From: Michael Williams (michael@williamsmj.worldonline.co.uk)
Date: Fri Jun 08 2001 - 07:09:08 EDT

My response to Andy's (Hi Andy - how's the book going?) message is
interpolated into it:

> -----Original Message-----
> From: owner-ope-l@galaxy.csuchico.edu
> [mailto:owner-ope-l@galaxy.csuchico.edu]On Behalf Of Andrew Brown
> Sent: Friday, June 08, 2001 11:17 AM
> To: ope-l@galaxy.csuchico.edu
> Subject: [OPE-L:5829] Re: form and content re value-form and
> abstract labour
> Why assume that, because I talk apparent gibberish (!!),

I do not find you talking gibberish - these are tricky issues for all of us.

> I must be
> for some strange reason interested in 'justifying Marx', regardless
> of reality.

This is not a motive I intended to attribute to you. Sorry if it sounded

> Surely, a more sympathetic interpretation is that I view
> capitalism differently to you. Isn't it, in fact, fairly clear that our
> differences stem from our different philosophical positions. Note the
> difference between the materialist principle I tried to articulate on a
> previous post and your own philosophical position as expressed in
> your 1989 book. We both talk of U, I and P, but I add the rather
> important notion of 'matter'!

Fair enough. I do not feel unsympathetic to your position - I just disagree
with parts of it, and have learnt much from discussing these issues with
you, and stand ready to learn more, and perhaps change parts of my position.
As I have said before, rather than describing my position as 'materialist'
or 'idealist', I problematise the distinction as it is usually used. I do
not dispute the concept of 'matter', but hold to a thoroughgoing
anti-naturalism that sees matter has playing a secondary role in the
understanding of society, whilst not accepting that thereby my political
economy is anti-materialist. Social relations interconnected into systems
have real and systematic effects susceptible to rigorous theorisation and
empirical investigation - but they do not essential consist of 'matter' in
any coherent sense.
> Re 'plausibility': you seem to forget that your VFT is not quite so
> 'plausible' as you make out; for it involves a rather odd sui generis
> 'entity' called 'value', which apparently has no content whatsoever!

Value is certainly odd if perceived as an 'entity' - but, imo, this is
because it is a predicate!

> More abstract even, than space and time, because space and time
> are abstractions from matter, whereas value doesn't seem to be an
> abstraction from anything. Now I guess you will reply that value
> must be 'concretised' but I don't see how one can concretise an
> impossible absurdity....I can concretise a general concept (animal,
> law, whatever) but not an impossible one (contentless 'value'). So
> on the 'plausibility' count I don't think you do much better than.

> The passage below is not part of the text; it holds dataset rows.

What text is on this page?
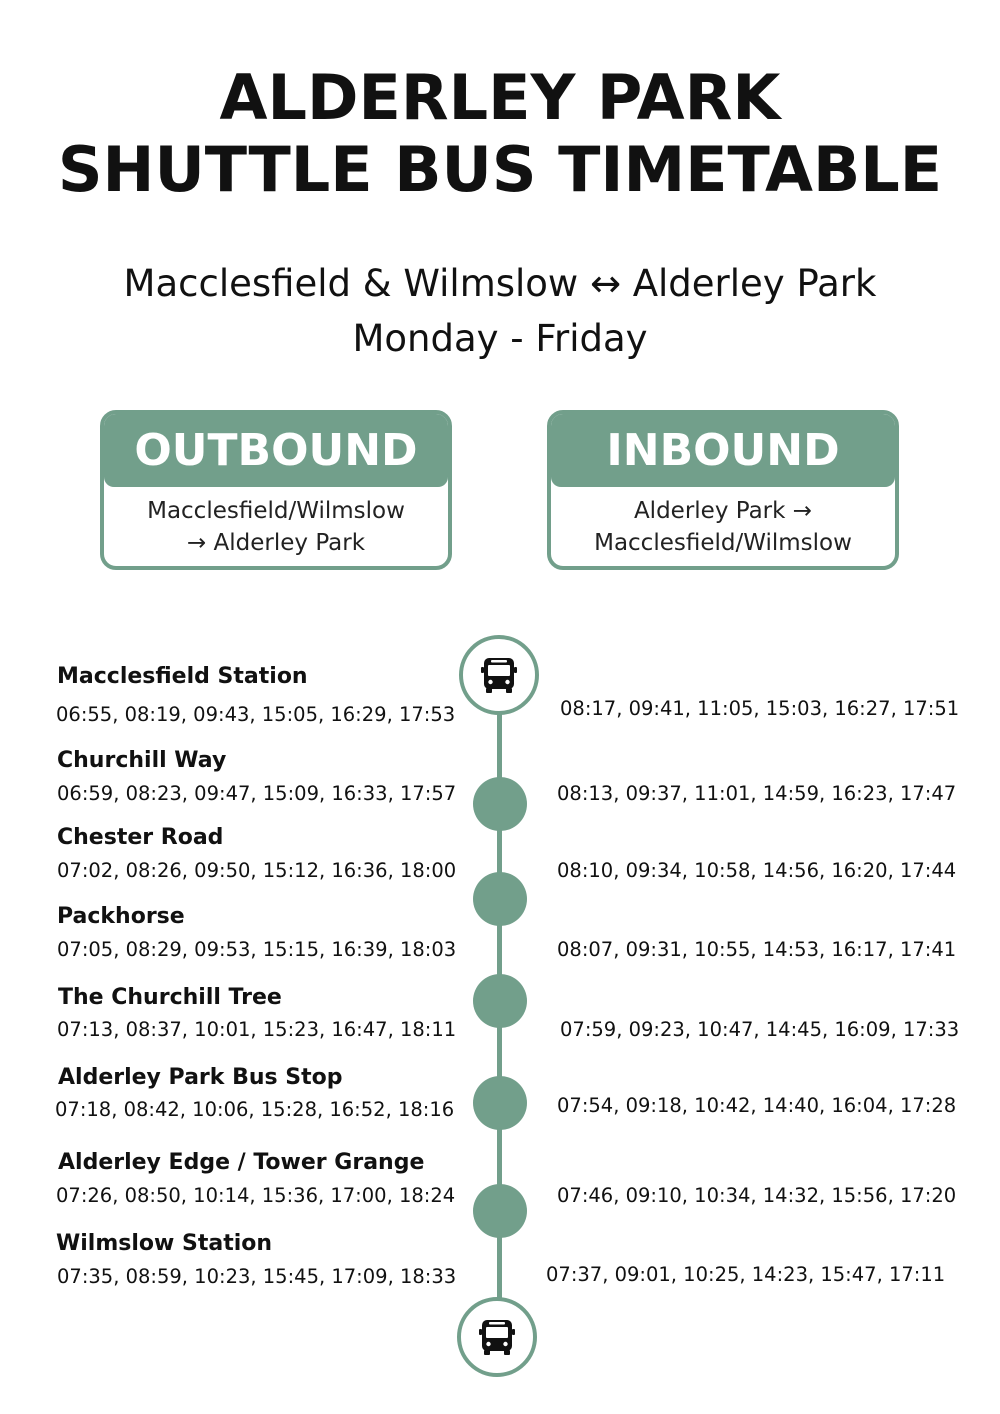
ALDERLEY PARK
SHUTTLE BUS TIMETABLE
Macclesfield & Wilmslow ↔ Alderley Park
Monday - Friday
OUTBOUND
Macclesfield/Wilmslow
→ Alderley Park
INBOUND
Alderley Park →
Macclesfield/Wilmslow
Macclesfield Station
06:55, 08:19, 09:43, 15:05, 16:29, 17:53	08:17, 09:41, 11:05, 15:03, 16:27, 17:51
Churchill Way
06:59, 08:23, 09:47, 15:09, 16:33, 17:57	08:13, 09:37, 11:01, 14:59, 16:23, 17:47
Chester Road
07:02, 08:26, 09:50, 15:12, 16:36, 18:00	08:10, 09:34, 10:58, 14:56, 16:20, 17:44
Packhorse
07:05, 08:29, 09:53, 15:15, 16:39, 18:03	08:07, 09:31, 10:55, 14:53, 16:17, 17:41
The Churchill Tree
07:13, 08:37, 10:01, 15:23, 16:47, 18:11	07:59, 09:23, 10:47, 14:45, 16:09, 17:33
Alderley Park Bus Stop
07:18, 08:42, 10:06, 15:28, 16:52, 18:16	07:54, 09:18, 10:42, 14:40, 16:04, 17:28
Alderley Edge / Tower Grange
07:26, 08:50, 10:14, 15:36, 17:00, 18:24	07:46, 09:10, 10:34, 14:32, 15:56, 17:20
Wilmslow Station
07:35, 08:59, 10:23, 15:45, 17:09, 18:33	07:37, 09:01, 10:25, 14:23, 15:47, 17:11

So be it. This reference to plausibility can carry no more argumentative
weight than an appeal to shared 'intuition' - and on this matter we clearly
do not share any intuition. However, the position you attribute to me is
inaccurate. Value is a predicate. The process of concretisation (if you
will) involves developing the more concrete conditions of existence for
Value to be predicated of Commodity and related to Abstract Labour.

The absurdity you refer to belongs properly to the Capitalist system in that
it is Value-form determined. But even this does not entail that the
value-form has no content; only that, absurdly, the capitalist System as
such is indifferent to the content of the value-form.

> Sorry to be so far away from grasping your notion of value...

I am tempted to say that it is your loss - but that would be rude! In fact I
am always open to the possibility of changing my position in dialogue with,
inter alia, you. Anyway, presumably if I am 'right', then my inability to
persuade you is down to my weaknesses of presentation rather than to
anything in you about wish you need to apologise!